As an oldest child growing up in a Baptist preacher's family, I learned all the lessons of my family's traditional faith embodied in the historic tales of the Old Testament and in the parables and undaunted courage of Jesus in the New Testament. My parents believed these stories were literally true and for a long time I didn't think otherwise.
With college, even at Baptist-supported Linfield College, came new perspectives and ways of interpreting the old stories. Out of respect for my parents, I didn't say much about these new ways of thinking, though I had extrapolated, from some of their messages to me about how to behave at college, that they were aware that my choices would now be my own, not subject to their parental norms.
Skipping over many decades now, as I've told those stories many times, I have arrived at a place where I must acknowledge that I am no longer a traditional Christian; I'm not sure I'm even a radical Christian any more because I see how ineffectual the shackles of Paulean Christianity have rendered my childhood (and adult) faith. Too many non-Jesusian items in the creeds of Christianity have moved me out of that category forever. I pick and choose among the recorded maxims of Jesus, as I have learned that they have been edited to reflect the values that some editor chose to highlight. What did Jesus really say? How can we possibly know?
My reading of books and essays about early Christianity has convinced me that Jesus was not the meek and mild person portrayed in Sunday School. He was likely a member of the Zealot movement with a firm belief that revolution against Rome would bring about the Kingdom of God. He died as a criminal who threatened Rome. The idea that he died for humankind's sins is a conflation of old ideas about animal sacrifice and its appeal to the God(s). He died because he stood up for an ideal and was willing to be martyred for that ideal. He deliberately put himself in harm's way; Judas was a confederate in his martyrdom, knowingly or unknowingly.

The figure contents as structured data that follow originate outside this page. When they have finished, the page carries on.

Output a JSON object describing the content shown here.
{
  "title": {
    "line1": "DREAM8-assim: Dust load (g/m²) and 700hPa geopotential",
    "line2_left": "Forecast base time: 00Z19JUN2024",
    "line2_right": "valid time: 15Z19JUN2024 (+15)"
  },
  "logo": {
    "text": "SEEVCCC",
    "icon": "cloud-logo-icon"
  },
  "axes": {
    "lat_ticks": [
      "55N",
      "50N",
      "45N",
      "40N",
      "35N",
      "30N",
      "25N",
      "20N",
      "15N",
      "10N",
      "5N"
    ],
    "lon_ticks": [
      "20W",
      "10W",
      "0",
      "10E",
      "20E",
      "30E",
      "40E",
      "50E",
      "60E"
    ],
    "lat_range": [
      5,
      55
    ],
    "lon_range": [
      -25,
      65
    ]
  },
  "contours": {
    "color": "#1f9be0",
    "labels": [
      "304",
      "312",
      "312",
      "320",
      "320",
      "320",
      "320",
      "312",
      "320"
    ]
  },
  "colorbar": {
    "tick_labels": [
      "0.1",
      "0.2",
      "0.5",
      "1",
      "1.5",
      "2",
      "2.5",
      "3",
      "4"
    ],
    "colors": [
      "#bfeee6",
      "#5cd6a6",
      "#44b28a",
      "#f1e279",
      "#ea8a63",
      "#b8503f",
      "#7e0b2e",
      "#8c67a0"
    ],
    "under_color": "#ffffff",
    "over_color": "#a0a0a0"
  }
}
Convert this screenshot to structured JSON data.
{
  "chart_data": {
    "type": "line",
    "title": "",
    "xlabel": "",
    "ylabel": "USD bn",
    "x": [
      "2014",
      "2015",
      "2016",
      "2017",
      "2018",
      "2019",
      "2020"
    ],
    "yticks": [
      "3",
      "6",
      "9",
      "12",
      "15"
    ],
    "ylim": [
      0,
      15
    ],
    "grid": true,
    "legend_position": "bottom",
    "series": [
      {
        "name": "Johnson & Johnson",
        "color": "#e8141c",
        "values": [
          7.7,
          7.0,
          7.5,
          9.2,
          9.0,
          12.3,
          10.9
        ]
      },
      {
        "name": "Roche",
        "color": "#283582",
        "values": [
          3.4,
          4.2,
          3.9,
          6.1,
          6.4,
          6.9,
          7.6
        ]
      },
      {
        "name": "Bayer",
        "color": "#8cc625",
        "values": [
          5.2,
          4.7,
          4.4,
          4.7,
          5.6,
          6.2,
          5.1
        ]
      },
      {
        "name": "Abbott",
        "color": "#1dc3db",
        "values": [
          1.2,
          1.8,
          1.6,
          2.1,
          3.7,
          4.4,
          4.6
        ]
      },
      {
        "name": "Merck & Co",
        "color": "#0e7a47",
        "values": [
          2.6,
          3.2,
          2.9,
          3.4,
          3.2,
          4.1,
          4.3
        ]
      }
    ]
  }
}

My fascination with the mysterious and slowly revealed Universe has led me to an understanding of the Power beyond human power that is more like natural law than like a being who twiddles the marionette strings of humankind. There can be no such being. Natural law fulfills all the functions of that imaginary being and does so without prejudice; we are all subject to the whims of nature and cope as best we can, using gravity to strengthen our bodies and to make our inventions work, gazing at the heavens to look beyond what we know into what we don't know, treating one another with kindness because we have learned that kindness works.
And yet I pray.
I found this relic of a recent nighttime scribbling session in which I wrote: "I have made friends with the universe. I have always looked to connect with and befriend the most austere and sometimes unwelcoming beings I encounter, whether human or animal. I am curious about whether I can find a way into their crusty interior. This has had mixed success; sometimes that penchant for the unlovable has backfired and sometimes it has brought rewards. I've learned not to trust too far, that there are red flags I must respect. But it has been revelatory to apply this penchant to the merciless yet beautiful universe."
And I pray because the universe has proved to be a faithful and reliable yet mysterious friend, which sometimes lashes out---not because I am a bad person but because I have not recognized or prepared for the consequences of non-mindful living.
I pray as if I am in conversation with that friend, relating the events of my life, examining them for understanding of my own needs and obligations, saying thank you for the gifts of life, asking that I might find the strength within to cope with its challenges, and seeking to be a contributor to this life I've been given, to be useful, to be kind, to be a good person. All of these resources I call upon are within me; they are not outside of me. The universe, through natural law, shapes my externals; I have the capacity to shape the rest.